Jetzt fürs Sommerwaldheim anmelden

(jw) Sechseinhalb Wochen dauern die Sommerferien – Mama und Papa haben aber nicht so lange Urlaub? Immer nur zu Hause sein ist langweilig – aber verreisen zu teuer? In den ersten drei Wochen der Großen Ferien (30. Juli bis 17. August) bietet das Diakonische Werk Karlsruhe im Gustav-Jacob-Waldzentrum im Hardtwald (Linkenheimer Allee 10, 76133 Karlsruhe) wieder ein aktives und abwechslungsreiches Freizeitprogramm unter pädagogischer Leitung für Kinder von sechs bis zwölf Jahren an.

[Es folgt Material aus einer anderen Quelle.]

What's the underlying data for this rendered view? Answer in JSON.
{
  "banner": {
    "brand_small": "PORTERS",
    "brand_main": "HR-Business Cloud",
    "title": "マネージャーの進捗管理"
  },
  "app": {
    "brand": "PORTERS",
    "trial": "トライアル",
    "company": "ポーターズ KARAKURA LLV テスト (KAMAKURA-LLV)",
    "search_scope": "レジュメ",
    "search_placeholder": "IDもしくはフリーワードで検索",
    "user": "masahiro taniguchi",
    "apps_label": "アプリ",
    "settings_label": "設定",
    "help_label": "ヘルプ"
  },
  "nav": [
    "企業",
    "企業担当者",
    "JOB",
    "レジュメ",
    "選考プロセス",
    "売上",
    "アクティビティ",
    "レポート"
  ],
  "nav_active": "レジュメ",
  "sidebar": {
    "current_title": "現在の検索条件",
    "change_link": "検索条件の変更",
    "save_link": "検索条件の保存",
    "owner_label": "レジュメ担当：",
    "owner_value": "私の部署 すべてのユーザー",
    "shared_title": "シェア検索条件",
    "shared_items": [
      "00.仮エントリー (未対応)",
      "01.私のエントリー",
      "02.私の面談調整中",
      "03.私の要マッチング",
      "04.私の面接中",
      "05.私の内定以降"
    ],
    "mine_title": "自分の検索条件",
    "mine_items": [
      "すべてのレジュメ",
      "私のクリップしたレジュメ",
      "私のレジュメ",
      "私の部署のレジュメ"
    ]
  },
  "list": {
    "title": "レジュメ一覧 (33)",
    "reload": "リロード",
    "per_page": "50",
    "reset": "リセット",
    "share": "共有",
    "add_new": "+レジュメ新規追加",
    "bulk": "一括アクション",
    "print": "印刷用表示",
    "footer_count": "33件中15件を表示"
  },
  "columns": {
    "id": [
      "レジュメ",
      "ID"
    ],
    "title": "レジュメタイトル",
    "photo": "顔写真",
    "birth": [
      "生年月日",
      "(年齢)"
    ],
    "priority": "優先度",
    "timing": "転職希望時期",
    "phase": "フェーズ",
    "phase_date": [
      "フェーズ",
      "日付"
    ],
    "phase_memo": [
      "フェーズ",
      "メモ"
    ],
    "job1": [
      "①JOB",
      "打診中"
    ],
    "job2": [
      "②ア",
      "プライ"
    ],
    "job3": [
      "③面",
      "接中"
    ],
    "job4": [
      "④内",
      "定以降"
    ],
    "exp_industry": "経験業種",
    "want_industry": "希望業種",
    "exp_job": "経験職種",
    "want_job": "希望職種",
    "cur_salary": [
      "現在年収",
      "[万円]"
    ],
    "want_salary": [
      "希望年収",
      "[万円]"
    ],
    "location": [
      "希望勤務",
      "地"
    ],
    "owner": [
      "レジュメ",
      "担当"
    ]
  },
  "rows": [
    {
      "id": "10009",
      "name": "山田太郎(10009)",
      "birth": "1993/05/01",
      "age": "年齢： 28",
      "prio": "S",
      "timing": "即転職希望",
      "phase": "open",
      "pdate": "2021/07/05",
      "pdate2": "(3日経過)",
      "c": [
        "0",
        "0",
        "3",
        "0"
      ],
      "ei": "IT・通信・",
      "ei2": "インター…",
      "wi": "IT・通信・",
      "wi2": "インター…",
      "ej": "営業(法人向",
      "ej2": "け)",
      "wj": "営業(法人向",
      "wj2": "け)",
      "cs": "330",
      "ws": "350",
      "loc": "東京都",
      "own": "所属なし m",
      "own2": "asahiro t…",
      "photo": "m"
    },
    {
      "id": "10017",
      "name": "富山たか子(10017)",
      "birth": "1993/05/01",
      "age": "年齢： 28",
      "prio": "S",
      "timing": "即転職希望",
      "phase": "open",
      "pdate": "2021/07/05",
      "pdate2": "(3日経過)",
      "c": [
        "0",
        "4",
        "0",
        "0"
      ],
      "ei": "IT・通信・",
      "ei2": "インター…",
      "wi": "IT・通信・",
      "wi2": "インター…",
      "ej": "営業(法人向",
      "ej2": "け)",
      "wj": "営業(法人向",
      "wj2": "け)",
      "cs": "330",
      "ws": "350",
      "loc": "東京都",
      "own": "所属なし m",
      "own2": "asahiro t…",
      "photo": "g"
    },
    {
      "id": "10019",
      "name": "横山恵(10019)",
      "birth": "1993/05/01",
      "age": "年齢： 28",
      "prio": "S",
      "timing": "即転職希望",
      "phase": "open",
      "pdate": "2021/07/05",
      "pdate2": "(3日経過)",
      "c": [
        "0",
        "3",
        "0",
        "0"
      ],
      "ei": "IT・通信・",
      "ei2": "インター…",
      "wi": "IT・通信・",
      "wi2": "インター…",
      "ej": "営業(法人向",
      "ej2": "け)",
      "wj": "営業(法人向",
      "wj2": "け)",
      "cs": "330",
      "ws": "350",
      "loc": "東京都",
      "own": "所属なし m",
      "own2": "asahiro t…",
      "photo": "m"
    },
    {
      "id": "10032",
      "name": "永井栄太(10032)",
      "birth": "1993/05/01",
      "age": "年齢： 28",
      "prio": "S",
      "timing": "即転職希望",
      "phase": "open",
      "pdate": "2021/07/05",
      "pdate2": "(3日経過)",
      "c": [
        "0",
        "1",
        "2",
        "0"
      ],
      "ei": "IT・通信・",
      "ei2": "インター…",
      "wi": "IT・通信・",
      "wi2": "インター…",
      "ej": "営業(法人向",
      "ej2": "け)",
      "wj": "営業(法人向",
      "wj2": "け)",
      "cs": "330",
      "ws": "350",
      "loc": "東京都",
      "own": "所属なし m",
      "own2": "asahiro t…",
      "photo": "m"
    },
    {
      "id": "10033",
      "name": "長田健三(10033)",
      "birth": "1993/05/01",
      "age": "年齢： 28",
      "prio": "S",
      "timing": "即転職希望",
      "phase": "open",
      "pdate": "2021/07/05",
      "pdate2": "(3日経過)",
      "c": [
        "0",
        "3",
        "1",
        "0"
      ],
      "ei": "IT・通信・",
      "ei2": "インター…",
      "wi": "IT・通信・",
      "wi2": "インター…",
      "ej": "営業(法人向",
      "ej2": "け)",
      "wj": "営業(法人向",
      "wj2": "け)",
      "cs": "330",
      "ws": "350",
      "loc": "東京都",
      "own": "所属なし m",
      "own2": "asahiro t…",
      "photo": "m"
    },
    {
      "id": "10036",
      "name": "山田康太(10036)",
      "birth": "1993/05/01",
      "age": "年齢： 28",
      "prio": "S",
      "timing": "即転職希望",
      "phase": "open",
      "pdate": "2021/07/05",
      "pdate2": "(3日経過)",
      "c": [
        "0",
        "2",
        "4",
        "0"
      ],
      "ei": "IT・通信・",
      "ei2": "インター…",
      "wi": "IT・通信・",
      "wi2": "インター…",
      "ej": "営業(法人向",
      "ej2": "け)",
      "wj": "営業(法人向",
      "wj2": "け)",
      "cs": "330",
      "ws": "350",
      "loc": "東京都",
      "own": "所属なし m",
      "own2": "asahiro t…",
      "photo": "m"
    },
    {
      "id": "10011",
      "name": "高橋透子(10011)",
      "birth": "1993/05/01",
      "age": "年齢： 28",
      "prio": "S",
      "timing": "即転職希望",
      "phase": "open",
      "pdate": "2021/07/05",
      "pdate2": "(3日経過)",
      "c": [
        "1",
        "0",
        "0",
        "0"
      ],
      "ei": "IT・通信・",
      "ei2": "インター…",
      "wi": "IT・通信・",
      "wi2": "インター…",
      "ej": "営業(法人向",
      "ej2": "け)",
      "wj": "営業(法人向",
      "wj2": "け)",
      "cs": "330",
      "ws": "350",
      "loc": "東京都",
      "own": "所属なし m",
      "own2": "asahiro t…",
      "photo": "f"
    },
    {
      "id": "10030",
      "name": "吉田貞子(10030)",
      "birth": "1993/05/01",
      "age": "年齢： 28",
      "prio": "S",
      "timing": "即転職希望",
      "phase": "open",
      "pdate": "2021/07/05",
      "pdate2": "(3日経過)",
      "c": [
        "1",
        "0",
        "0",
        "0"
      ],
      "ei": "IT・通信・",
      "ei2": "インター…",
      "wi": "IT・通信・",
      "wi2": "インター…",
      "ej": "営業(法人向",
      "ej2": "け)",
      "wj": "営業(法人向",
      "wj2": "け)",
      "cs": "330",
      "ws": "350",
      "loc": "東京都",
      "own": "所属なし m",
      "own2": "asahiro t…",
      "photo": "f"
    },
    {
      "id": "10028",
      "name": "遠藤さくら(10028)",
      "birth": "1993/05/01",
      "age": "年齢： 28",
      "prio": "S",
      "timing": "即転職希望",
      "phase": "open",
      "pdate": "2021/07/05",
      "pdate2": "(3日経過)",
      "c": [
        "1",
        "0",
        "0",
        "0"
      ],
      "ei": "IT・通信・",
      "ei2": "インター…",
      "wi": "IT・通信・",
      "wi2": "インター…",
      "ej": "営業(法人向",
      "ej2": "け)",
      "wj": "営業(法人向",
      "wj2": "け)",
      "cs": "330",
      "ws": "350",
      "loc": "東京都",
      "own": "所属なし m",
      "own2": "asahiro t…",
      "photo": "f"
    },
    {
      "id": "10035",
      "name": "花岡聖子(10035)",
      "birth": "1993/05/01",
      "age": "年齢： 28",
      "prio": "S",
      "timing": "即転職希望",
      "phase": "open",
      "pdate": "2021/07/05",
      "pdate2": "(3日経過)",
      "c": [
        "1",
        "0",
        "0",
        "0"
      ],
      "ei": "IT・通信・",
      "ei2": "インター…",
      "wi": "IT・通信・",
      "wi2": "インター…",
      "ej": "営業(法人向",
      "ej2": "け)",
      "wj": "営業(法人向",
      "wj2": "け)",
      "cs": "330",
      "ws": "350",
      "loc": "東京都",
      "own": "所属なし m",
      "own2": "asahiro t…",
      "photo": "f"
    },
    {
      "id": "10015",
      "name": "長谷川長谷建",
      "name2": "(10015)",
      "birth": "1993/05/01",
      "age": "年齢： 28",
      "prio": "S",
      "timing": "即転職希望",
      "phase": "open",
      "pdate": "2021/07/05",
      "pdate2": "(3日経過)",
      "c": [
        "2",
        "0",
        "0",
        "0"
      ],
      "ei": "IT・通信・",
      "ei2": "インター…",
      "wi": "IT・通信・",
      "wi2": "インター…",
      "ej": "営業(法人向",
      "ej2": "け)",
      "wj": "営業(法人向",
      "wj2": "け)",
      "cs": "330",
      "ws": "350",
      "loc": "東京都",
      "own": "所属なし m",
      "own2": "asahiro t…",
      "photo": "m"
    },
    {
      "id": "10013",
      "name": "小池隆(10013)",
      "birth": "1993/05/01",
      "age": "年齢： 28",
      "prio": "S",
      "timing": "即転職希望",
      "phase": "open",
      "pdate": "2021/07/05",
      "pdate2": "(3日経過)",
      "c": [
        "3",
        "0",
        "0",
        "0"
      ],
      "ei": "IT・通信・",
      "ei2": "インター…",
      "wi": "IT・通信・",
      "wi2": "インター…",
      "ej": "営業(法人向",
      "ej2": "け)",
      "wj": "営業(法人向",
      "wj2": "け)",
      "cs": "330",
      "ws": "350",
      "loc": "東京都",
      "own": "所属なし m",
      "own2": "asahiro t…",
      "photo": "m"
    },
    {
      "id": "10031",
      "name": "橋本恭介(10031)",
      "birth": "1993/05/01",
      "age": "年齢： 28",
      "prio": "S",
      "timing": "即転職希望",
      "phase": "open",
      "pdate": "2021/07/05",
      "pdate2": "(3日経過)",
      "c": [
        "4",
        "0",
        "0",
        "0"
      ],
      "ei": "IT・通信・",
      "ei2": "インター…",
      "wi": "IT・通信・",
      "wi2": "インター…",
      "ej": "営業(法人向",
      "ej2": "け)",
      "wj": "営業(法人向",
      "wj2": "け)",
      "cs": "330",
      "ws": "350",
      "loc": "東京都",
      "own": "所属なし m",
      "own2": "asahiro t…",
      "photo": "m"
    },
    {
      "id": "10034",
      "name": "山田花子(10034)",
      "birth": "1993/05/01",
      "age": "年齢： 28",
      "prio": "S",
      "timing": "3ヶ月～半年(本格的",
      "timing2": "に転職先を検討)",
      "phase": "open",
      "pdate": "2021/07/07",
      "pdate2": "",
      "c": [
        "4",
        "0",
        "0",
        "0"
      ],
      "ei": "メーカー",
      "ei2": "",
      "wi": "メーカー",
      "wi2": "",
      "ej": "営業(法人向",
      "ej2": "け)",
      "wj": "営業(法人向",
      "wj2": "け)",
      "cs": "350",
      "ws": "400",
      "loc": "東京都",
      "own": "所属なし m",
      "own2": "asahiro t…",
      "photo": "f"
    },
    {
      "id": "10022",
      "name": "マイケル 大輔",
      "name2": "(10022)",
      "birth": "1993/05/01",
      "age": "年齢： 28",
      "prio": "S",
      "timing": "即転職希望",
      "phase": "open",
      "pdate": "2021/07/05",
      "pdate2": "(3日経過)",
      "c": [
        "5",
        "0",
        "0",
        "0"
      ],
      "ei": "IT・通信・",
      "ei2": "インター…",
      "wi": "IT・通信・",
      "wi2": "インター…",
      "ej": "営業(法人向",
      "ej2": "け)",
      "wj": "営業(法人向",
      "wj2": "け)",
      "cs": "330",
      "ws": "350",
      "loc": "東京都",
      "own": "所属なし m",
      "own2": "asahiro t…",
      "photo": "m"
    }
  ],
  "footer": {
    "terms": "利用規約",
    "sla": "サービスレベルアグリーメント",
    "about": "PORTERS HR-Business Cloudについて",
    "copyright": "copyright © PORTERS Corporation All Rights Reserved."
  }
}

Die Anmeldung ist ab sofort möglich.

In diesem Jahr finden die Freizeiten erstmals in Kooperation mit dem Evangelischen Jugendwerk Karlsruhe statt. Von Montag bis Freitag, 8–17 Uhr wird soviel wie möglich im Freien gespielt und entdeckt, ergänzend gibt es Sport-, Bastel- und Malprojekte sowie gemeinsames Frühstück und Mittagessen. Auf Wunsch werden die Kinder von den Betreuern an der öffentlichen Bushaltestelle und am Parkplatz abgeholt. Die Waldheim-Freizeiten stehen Kindern aller Konfessionen offen.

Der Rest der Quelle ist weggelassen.